Upon completing her master’s in 1981, Hertzog returned to the classroom. Or, more specifically, classrooms. As her physicist husband David Hertzog — a new professor in the UW physics department — received his doctoral and post-doctoral training at various research centers, Hertzog moved with him, landing gifted education teaching gigs in each new hometown. “At one point, I had teaching certificates in five states,” Hertzog said, pausing before remembering them all: Connecticut, Virginia, New York, Pennsylvania and Ohio.
She taught a talented and gifted pull-out program in Long Beach, NY, and taught and coordinated gifted programs in New Kent, Va. and Imperial, Penn. “Wherever I went to teach gifted children, it was different and the children were interested in different things,” Hertzog said.
In 1986 the couple moved to Champaign, Ill. Hertzog’s husband had accepted an assistant professor position in the University of Illinois’ physics department, and Hertzog became the head teacher at the University of Illinois’ University Primary School, a school for very young (ages 3-6) gifted children.
At University Primary School, Hertzog revamped how the staff and curricula nurtured gifted children. “We de-emphasized IQ scores and focused more on talent development.” Hertzog began to realize how the curriculum could be used to nurture all children, including those with cerebral palsy, autism and Asperger’s. In 1994, Hertzog completed her doctorate in special education at the University of Illinois, and then became an assistant professor in the university’s special education department while serving as director of the University Primary School.
She’s worked with gifted children and children with special needs, but Hertzog says “we should not be labeling kids. We should look at children as unique individuals with unique needs.”
All children should have challenging classroom environments regardless of their abilities, she said. “I look at students’ needs and talents and what they need to keep growing and be challenged.”
Hertzog and her husband lived in Champaign for 24 years, raised two sons and built their dream house. In August, the couple celebrated their 30th wedding anniversary while packing boxes.
The move to Seattle is a new chapter in their lives. They’re empty-nesters now. Their younger son is a business major at their alma mater, Wittenberg University in Springfield, Ohio. Their older son — who was born prematurely and weighed two and half pounds at birth — is a jazz guitarist in Brooklyn, NY. He’s being considered for the ballot of 2011 Grammy nominees.
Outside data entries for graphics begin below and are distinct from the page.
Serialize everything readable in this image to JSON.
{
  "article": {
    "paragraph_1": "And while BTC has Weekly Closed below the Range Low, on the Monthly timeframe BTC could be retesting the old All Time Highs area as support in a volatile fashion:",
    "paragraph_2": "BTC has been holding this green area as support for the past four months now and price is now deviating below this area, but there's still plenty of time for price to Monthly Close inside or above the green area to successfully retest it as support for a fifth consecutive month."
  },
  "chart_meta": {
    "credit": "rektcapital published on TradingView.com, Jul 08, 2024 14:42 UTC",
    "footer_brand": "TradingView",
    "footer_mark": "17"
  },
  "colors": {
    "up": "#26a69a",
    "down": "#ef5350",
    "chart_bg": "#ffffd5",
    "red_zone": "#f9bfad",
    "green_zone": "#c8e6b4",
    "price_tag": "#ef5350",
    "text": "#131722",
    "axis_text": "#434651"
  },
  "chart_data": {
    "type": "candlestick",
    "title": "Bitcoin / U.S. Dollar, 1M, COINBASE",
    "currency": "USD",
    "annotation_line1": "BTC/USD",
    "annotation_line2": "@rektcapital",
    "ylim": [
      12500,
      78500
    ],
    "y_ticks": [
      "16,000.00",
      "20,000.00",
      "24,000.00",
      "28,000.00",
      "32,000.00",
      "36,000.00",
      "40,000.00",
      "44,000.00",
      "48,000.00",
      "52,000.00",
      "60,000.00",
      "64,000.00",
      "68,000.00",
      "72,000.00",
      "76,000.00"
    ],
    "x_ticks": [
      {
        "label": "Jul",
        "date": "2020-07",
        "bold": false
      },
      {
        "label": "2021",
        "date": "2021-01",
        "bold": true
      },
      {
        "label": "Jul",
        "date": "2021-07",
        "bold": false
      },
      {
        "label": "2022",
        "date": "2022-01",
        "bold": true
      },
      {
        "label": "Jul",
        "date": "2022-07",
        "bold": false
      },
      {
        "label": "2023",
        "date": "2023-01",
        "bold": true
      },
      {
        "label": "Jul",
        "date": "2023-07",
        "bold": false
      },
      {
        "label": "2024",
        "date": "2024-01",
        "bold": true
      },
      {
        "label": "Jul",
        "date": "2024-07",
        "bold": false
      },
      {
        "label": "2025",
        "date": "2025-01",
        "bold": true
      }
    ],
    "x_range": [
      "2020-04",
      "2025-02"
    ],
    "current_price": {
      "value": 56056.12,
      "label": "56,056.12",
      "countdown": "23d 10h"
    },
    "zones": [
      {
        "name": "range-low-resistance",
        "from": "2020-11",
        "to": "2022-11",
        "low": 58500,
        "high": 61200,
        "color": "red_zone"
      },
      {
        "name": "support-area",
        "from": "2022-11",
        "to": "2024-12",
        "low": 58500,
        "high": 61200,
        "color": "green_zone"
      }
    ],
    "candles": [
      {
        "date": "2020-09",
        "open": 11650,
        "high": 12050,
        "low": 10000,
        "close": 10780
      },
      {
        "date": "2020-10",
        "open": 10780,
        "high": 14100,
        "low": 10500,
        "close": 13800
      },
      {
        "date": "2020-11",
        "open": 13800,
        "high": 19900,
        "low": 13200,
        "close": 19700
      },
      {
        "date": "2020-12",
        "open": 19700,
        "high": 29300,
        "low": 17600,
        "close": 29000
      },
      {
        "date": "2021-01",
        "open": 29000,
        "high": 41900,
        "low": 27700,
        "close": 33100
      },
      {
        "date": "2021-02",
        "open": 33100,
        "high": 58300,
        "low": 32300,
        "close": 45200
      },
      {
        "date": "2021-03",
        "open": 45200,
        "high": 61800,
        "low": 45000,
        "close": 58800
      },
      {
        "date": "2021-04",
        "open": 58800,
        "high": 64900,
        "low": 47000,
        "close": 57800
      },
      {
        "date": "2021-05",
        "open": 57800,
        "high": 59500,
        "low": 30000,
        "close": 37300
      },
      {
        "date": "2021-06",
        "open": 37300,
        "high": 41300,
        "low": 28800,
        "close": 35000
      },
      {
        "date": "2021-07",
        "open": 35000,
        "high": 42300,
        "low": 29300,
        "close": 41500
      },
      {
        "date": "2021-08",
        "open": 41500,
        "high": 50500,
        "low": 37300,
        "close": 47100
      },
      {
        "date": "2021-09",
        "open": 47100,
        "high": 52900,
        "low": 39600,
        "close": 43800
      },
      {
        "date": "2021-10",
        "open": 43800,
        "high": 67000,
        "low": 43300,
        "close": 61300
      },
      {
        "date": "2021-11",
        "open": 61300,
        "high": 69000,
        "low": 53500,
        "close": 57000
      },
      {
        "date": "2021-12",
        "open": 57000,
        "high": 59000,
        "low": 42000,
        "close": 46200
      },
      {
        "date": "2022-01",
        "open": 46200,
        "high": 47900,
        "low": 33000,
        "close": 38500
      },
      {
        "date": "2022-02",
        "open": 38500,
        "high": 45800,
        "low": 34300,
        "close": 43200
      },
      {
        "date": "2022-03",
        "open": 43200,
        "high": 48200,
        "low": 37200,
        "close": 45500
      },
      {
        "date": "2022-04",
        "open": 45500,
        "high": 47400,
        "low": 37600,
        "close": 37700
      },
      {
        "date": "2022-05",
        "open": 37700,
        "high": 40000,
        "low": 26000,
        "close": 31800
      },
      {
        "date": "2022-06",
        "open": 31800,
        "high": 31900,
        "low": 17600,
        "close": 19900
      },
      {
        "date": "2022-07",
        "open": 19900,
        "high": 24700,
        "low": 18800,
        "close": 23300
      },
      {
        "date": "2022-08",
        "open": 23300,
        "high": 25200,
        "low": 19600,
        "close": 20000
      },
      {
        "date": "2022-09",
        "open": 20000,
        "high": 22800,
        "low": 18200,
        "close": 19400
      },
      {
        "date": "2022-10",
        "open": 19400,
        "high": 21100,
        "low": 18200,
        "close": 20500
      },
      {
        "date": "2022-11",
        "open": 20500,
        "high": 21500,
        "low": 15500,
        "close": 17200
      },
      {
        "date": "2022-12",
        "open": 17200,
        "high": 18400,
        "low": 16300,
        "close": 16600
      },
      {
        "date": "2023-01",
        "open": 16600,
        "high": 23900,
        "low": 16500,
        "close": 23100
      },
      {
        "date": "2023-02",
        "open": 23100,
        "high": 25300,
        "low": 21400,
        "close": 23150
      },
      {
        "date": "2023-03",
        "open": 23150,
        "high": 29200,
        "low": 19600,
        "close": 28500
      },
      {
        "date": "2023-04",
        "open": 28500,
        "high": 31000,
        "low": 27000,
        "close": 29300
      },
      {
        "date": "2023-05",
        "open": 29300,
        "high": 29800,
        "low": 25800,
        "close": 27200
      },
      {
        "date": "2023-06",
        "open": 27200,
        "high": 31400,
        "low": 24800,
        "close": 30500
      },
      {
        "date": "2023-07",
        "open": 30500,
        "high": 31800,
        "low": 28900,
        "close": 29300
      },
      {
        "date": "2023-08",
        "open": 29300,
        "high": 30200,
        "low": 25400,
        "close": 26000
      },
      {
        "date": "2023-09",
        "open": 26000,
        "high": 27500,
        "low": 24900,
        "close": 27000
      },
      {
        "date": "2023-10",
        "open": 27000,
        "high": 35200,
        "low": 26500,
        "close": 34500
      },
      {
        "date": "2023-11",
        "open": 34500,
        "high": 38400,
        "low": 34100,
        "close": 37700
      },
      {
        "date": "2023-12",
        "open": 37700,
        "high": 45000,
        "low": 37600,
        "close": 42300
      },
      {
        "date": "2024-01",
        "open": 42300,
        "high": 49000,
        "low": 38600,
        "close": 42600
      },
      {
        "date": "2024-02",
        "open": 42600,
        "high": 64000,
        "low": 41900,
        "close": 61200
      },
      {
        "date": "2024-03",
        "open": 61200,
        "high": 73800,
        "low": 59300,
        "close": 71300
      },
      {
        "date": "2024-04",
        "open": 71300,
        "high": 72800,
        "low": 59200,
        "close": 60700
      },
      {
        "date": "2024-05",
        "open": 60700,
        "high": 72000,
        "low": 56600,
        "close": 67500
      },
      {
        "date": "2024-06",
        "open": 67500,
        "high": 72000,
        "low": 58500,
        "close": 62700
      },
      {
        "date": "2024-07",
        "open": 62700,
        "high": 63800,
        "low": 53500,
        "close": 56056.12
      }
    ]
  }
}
In mid-September, Hertzog began her new job as director of the Halbert and Nancy Robinson Center for Young Scholars, which has administered early entrance programs to UW since 1977. More than 500 gifted young scholars from the Seattle area have entered UW through the Robinson Center, and each year 400 children participate in the center’s summer programs. The center is affiliated with UW’s Undergraduate Academic Affairs office. Hertzog is also a professor in the College of Education’s educational psychology department.
Located in Guthrie Annex 2 — a cozy outbuilding tucked between Guthrie Hall and 15th Avenue — the Robinson Center is a homebase for middle school-aged children who are entering the University early and who are too young to live in the dorms. Through the Center’s transition school, students come to campus every day to take college classes in math, history and English. In between classes, they come to the Robinson Center to hang out in the lounge, chat with friends and use the kitchen to prepare lunch. They take classes at the center that help bridge middle school to college curricula.
The Center is also home to students in the UW Academy, a program for students who enter the UW as freshmen after their tenth grade year of high school.
Though the Robinson Center was created for children who have a need to accelerate their academic curriculum, Hertzog envisions the center as serving a larger population. She hopes to develop partnerships and collaborations with researchers and schools in the Seattle area to bring rigorous learning environments to all children.
“My challenge is looking at the programs we have developed and figuring out how they could be offered to the Seattle community,” Hertzog said. “The Robinson Center can be more than a haven for gifted children. We can also provide professional development for all teachers who want to enrich their kids.”